Entre-temps, décongeler 40 microlitres par puits de tampon de dosage de la luciférase et ajouter un centième volume de substrat de luciférase au tampon. Vortexer le réactif de luciférase fini et s'assurer qu'il a atteint la température ambiante avant de poursuivre. Puis, pipeter 40 microlitres de réactif dans une plaque 96 puits blanche opaque. Afin d'éviter les problèmes de crosstalk, il est conseillé de laisser un puits libre entre les puits d'échantillons. Une fois l'incubation de 10 minutes terminée, laver les cellules dans le tampon de lyse par pipetage et transférer le lysat cellulaire dans un tube. Centrifuger les lysats pendant trois minutes à 10 000 g et à température ambiante. Après cela, pipeter 40 microlitres des lysats dans la plaque 96 puits contenant le réactif de luciférase. Incuber les échantillons pendant 10 minutes à température ambiante. Au bout de 10 minutes, mesurer l'activité de la luciférase à l'aide d'un luminomètre. Le temps d'intégration pour la mesure de la luminescence doit être d'une seconde. Avec un luminomètre microplaque Modulus, les signaux de luminescence typiques pour le témoin positif devraient être d'environ 1 × 10⁶ à 1 × 10⁷, tandis que le signal pour le témoin négatif devrait être au moins deux à trois ordres de grandeur inférieur. Lors des passages ultérieurs, l'activité du rapporteur dans les témoins positifs devrait rester stable, tandis que l'activité du rapporteur dans les témoins négatifs devrait chuter au niveau du bruit de fond.

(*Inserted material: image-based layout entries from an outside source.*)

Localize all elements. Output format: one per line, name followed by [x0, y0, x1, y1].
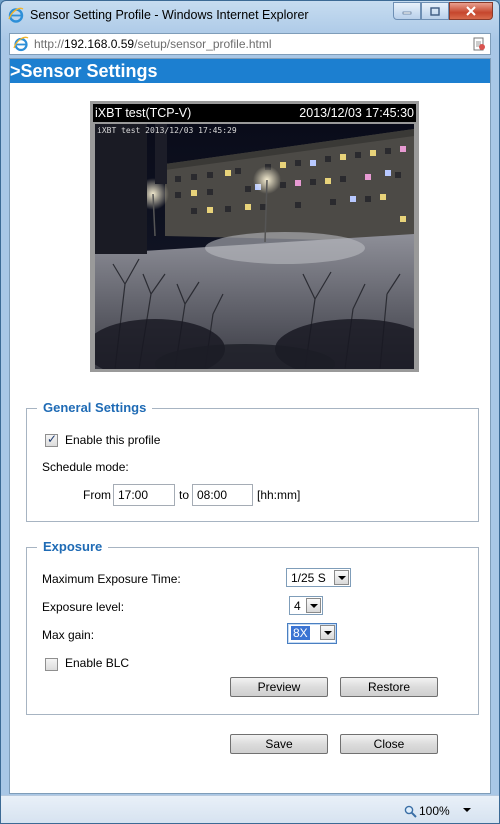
title-bar: Sensor Setting Profile - Windows Interne…	[1, 1, 499, 31]
enable-blc-label: Enable BLC	[65, 656, 130, 670]
exposure-level-value: 4	[294, 599, 301, 613]
close-icon	[466, 6, 476, 16]
address-url: http://192.168.0.59/setup/sensor_profile…	[34, 37, 272, 51]
from-label: From	[83, 488, 111, 502]
general-settings-legend: General Settings	[37, 400, 153, 415]
save-button[interactable]: Save	[230, 734, 328, 754]
time-unit-label: [hh:mm]	[257, 488, 301, 502]
exposure-legend: Exposure	[37, 539, 109, 554]
maximize-icon	[430, 6, 440, 16]
close-window-button[interactable]	[449, 2, 493, 20]
page-content: >Sensor Settings iXBT test(TCP-V) 2013/1…	[9, 58, 491, 794]
url-prefix: http://	[34, 37, 65, 51]
schedule-mode-label: Schedule mode:	[42, 460, 129, 474]
max-exposure-time-label: Maximum Exposure Time:	[42, 572, 181, 586]
window-controls	[393, 2, 493, 20]
exposure-level-label: Exposure level:	[42, 600, 125, 614]
ie-page-icon	[13, 36, 29, 52]
chevron-down-icon	[320, 625, 335, 640]
general-settings-group: General Settings Enable this profile Sch…	[26, 400, 479, 522]
video-overlay-stamp: iXBT test 2013/12/03 17:45:29	[97, 126, 237, 135]
video-caption-bar: iXBT test(TCP-V) 2013/12/03 17:45:30	[93, 104, 416, 122]
enable-profile-label: Enable this profile	[65, 433, 161, 447]
max-exposure-time-select[interactable]: 1/25 S	[286, 568, 351, 587]
chevron-down-icon	[306, 598, 321, 613]
status-bar: 100%	[1, 795, 499, 823]
minimize-icon	[402, 11, 412, 15]
minimize-button[interactable]	[393, 2, 421, 20]
max-exposure-time-value: 1/25 S	[291, 571, 326, 585]
zoom-control[interactable]: 100%	[404, 804, 450, 818]
preview-button[interactable]: Preview	[230, 677, 328, 697]
url-host: 192.168.0.59	[64, 37, 135, 51]
maximize-button[interactable]	[421, 2, 449, 20]
zoom-dropdown-icon[interactable]	[463, 808, 471, 812]
window-title: Sensor Setting Profile - Windows Interne…	[30, 8, 309, 22]
max-gain-select[interactable]: 8X	[287, 623, 337, 644]
night-scene-image	[95, 124, 414, 369]
enable-profile-checkbox[interactable]	[45, 432, 58, 447]
exposure-level-select[interactable]: 4	[289, 596, 323, 615]
to-label: to	[179, 488, 190, 502]
page-warning-icon[interactable]	[472, 37, 486, 51]
enable-blc-checkbox[interactable]	[45, 658, 58, 671]
to-time-input[interactable]	[192, 484, 253, 506]
ie-window: Sensor Setting Profile - Windows Interne…	[0, 0, 500, 824]
restore-button[interactable]: Restore	[340, 677, 438, 697]
close-button[interactable]: Close	[340, 734, 438, 754]
max-gain-label: Max gain:	[42, 628, 95, 642]
ie-logo-icon	[8, 7, 24, 23]
exposure-group: Exposure Maximum Exposure Time: 1/25 S E…	[26, 539, 479, 715]
video-preview: iXBT test(TCP-V) 2013/12/03 17:45:30 iXB…	[90, 101, 419, 372]
page-title: >Sensor Settings	[10, 59, 490, 83]
chevron-down-icon	[334, 570, 349, 585]
zoom-level: 100%	[419, 804, 450, 818]
video-datetime: 2013/12/03 17:45:30	[299, 106, 414, 120]
address-bar[interactable]: http://192.168.0.59/setup/sensor_profile…	[9, 33, 491, 55]
video-caption: iXBT test(TCP-V)	[95, 106, 192, 120]
url-path: /setup/sensor_profile.html	[134, 37, 272, 51]
from-time-input[interactable]	[113, 484, 175, 506]
max-gain-value: 8X	[291, 626, 310, 640]
zoom-magnifier-icon	[404, 805, 417, 818]
camera-image: iXBT test 2013/12/03 17:45:29	[95, 124, 414, 369]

Après avoir visionné cette vidéo, vous devriez être en mesure de produire des particules pseudovirales compétentes pour la réplication et la transcription du virus Ebola, de les utiliser pour infecter des cellules cibles et de mesurer l'activité du marqueur dans les cellules productrices et les cellules cibles.
Il est important de noter que cette méthode peut être combinée à d'autres techniques, telles que l'interférence ARN pour la diminution de facteurs cellulaires, afin d'étudier le rôle de ces facteurs en biologie virale. De plus, on peut introduire des mutations dans les composants viraux utilisés dans cette méthode afin d'étudier le rôle de ces composants dans le cycle de vie du virus Ebola. Des détails expérimentaux supplémentaires et des réactifs spécifiques sont disponibles dans l'article accompagnant cette vidéo.
Cette étude présente une méthode permettant de modéliser le cycle de vie du virus Ebola à l'aide de particules pseudovirales réplicatives et transcritivement compétentes contenant un minigénome tétracistronique (trVLPs), dans des conditions de niveau de biosécurité 2. Cette approche permet d'effectuer des expériences en toute sécurité, sans nécessiter de laboratoires de confinement maximal.
La modélisation du cycle de vie complet du virus Ebola dans des conditions de niveau de biosécurité 2 permet de surmonter un goulot d'étranglement critique dans la recherche antivirale, en rendant possibles des études itératives et sûres de la morphogenèse virale, de l'entrée et de la réplication, sans nécessiter une confinement maximal. Ce système facilite la validation des cibles et la réduction des risques mécanistiques en phase précoce de découverte, en offrant une plateforme pertinente pour étudier la fonction des protéines virales et les dépendances aux facteurs cellulaires hôtes. Sa capacité à supporter plusieurs cycles infectieux améliore la fiabilité prédictive de l'identification et de la priorisation des candidats précliniques.
Le système de VLPt s'inscrit dans le continuum de découverte allant de la validation de la cible à l'identification de composés d'intérêt, permettant des études mécanistiques qui éclairent les décisions d'aller ou de ne pas aller plus loin avant tout investissement préclinique.